Ainda assim, com a Constituição da República de 1988, foi assegurado e reconhecido o caráter fundamental de direitos individuais das mulheres que deveriam cumprir sanções penais. Sendo assim, apesar da necessidade de estabelecimentos distintos em razão do sexo, às mulheres reclusas foram asseguradas algumas condições especiais, como a possibilidade de permanecer com seus filhos durante o período de amamentação, nos termos dos incisos I, XLVIII e L, do artigo 5º, da Constituição da República de 1988, consoante com o disposto no artigo 89, da Lei de Execução Penal (DALMÁCIO; CRUZ, 2014).

O Departamento Penitenciário Nacional, (DEPEN), reconheceu existir singularidades femininas e declarou também, que:

O cárcere de mulheres possui peculiaridades se comparado ao cárcere de homens, e que, por isso, os normativos para a população prisional feminina precisam ser diferenciados, principalmente na questão da estrutura física, de necessidades materiais específicas, de maternidade, de permanência e separação das mães e filhos entre outros; o que fez com que surgissem inúmeras leis de proteção às mulheres encarceradas, tais como: a Convenção de Belém do Pará, a Lei de Execução Penal e suas alterações, a Resolução nº 04/2009, as Regras de Bangok e a própria Constituição Federal, sendo, tais documentos essenciais para dar inicio a um quadro de melhora no encarceramento da mulher infratora (COSTA; BATISTA, 2012, p. 2).

Na prática, entretanto, estes direitos e assistências impostos às encarceradas são constantemente violados, como se vê diariamente nos noticiários.
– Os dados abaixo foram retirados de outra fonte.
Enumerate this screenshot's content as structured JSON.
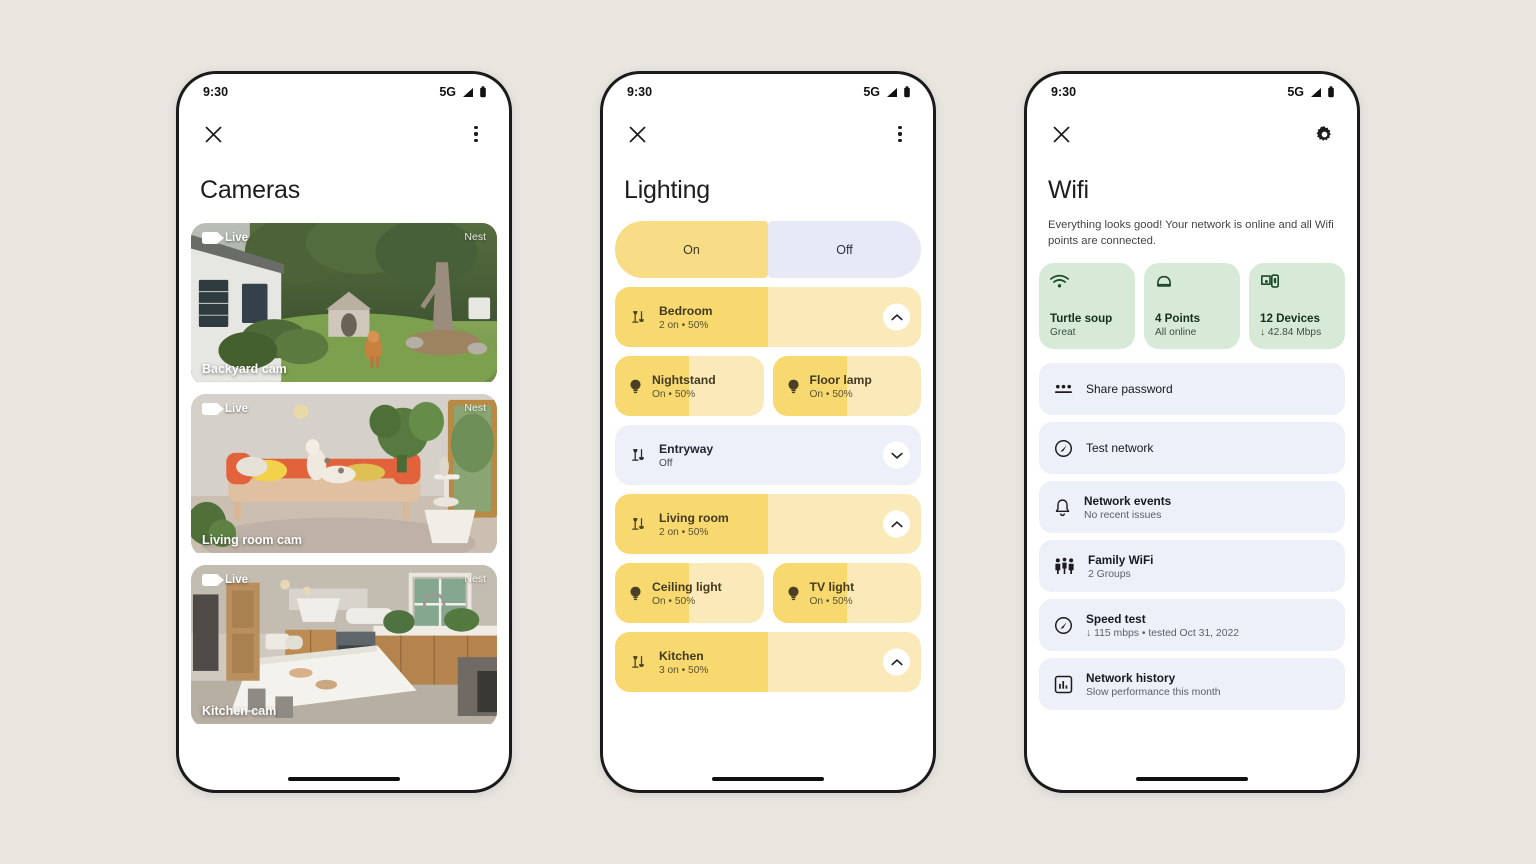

A realidade dos ambientes insalubres, da falta de vagas nos estabelecimentos prisionais, dos diversos casos de tortura moral e até abusos físicos é constantemente traga à tona pela mídia. Vale destacar que soma-se a isso também outras mazelas que afligem essas detentas, tal como a maneira em que o Estado aparenta punir de forma mais grave essas mulheres em relação aos homens (CHACON, 2015).

Percebe-se então que faz-se necessário que o país ponha em prática os instrumentos normativos de proteção às encarceradas e também busque conscientizar mais população sobre essa problemática, “fazendo-a compreender que a carcerária, independente de onde se encontre ou qual tenha sido a sua conduta, é uma mulher como qualquer outro cidadão, não importando sua cor, classe social ou gênero” (COSTA; BATISTA, 2012, p. 8).
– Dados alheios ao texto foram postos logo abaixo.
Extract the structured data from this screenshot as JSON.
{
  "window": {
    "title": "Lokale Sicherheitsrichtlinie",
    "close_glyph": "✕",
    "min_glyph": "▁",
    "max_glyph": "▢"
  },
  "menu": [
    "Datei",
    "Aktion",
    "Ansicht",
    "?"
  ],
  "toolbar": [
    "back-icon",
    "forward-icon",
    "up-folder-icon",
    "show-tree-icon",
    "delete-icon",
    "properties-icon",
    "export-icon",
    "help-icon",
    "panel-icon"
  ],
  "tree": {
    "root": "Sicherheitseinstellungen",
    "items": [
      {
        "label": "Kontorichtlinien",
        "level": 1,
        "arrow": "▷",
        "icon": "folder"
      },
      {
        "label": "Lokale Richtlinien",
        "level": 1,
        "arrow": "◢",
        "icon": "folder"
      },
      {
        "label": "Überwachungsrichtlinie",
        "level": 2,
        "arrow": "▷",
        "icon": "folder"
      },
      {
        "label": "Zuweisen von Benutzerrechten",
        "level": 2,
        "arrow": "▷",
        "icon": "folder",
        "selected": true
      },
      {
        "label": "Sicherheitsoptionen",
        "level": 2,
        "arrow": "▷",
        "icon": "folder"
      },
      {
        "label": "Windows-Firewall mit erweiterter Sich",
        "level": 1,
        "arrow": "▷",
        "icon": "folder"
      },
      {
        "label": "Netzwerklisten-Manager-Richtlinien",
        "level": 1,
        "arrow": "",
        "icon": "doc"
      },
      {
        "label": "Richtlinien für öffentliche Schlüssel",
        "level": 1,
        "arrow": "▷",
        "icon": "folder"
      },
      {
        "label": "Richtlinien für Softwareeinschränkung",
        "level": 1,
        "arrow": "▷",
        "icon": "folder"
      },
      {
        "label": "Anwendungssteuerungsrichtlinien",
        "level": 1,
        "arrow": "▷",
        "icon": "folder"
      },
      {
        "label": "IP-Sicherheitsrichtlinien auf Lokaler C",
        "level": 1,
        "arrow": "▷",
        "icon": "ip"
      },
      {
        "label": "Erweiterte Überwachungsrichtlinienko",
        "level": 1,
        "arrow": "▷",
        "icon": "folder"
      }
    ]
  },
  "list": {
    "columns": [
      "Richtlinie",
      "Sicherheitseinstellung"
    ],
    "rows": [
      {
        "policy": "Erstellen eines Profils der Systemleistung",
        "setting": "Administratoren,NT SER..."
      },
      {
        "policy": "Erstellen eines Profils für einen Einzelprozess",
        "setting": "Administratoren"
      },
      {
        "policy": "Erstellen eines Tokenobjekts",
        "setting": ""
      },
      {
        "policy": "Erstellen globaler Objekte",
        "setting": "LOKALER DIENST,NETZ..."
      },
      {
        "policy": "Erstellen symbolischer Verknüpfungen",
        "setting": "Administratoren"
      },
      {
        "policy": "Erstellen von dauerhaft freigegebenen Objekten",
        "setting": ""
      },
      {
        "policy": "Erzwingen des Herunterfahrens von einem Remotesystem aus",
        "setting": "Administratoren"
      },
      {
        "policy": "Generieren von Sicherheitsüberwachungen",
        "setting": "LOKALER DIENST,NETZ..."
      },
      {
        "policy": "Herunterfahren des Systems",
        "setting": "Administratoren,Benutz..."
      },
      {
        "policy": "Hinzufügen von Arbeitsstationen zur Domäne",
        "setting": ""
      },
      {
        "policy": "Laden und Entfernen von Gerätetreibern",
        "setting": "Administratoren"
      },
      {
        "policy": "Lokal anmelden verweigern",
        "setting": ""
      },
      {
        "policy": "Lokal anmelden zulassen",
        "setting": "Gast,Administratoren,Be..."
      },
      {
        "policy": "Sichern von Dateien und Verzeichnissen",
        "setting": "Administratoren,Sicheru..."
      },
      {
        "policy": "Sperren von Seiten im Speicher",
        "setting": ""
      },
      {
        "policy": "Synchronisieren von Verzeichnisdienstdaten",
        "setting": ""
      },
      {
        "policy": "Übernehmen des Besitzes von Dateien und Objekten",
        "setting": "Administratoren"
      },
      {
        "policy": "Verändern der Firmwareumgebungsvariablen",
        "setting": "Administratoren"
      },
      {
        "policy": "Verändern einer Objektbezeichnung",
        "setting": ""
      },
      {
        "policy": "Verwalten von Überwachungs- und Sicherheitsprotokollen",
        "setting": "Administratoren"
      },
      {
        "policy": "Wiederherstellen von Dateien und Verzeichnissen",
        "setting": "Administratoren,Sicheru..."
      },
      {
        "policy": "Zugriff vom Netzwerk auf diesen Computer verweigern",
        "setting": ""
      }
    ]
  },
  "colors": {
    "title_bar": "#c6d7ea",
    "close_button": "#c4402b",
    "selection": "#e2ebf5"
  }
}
Contudo, diante o exposto, restou-se claro que as diferenças entre os sexos são visíveis, não sendo uma questão de preconceito tratá-los de forma diferente quando necessário. É sabido, pois que o Brasil como um Estado Democrático de Direito, não falha quanto à iniciativa legislativa para proteção da mulher, a qual possui todas as suas particularidades reconhecidas e resguardadas pela legislação, sendo necessário apenas o aprimoramento com relação a colocar em prática essas normas estipuladas.

 

Processo de dupla estigmatização

São muitos os dissabores que ainda margeiam a dignidade feminina em todo o mundo e ao longo da história, a luta das mulheres sempre foi pontuada por tragédias e injustiças enquanto buscavam por uma vida livre de violência e pela igualdade de direitos e oportunidades. Ainda assim, por mais que as mulheres conquistem influência social e direitos políticos, as restrições no âmbito pessoal continuam por atrasar o seu desenvolvimento.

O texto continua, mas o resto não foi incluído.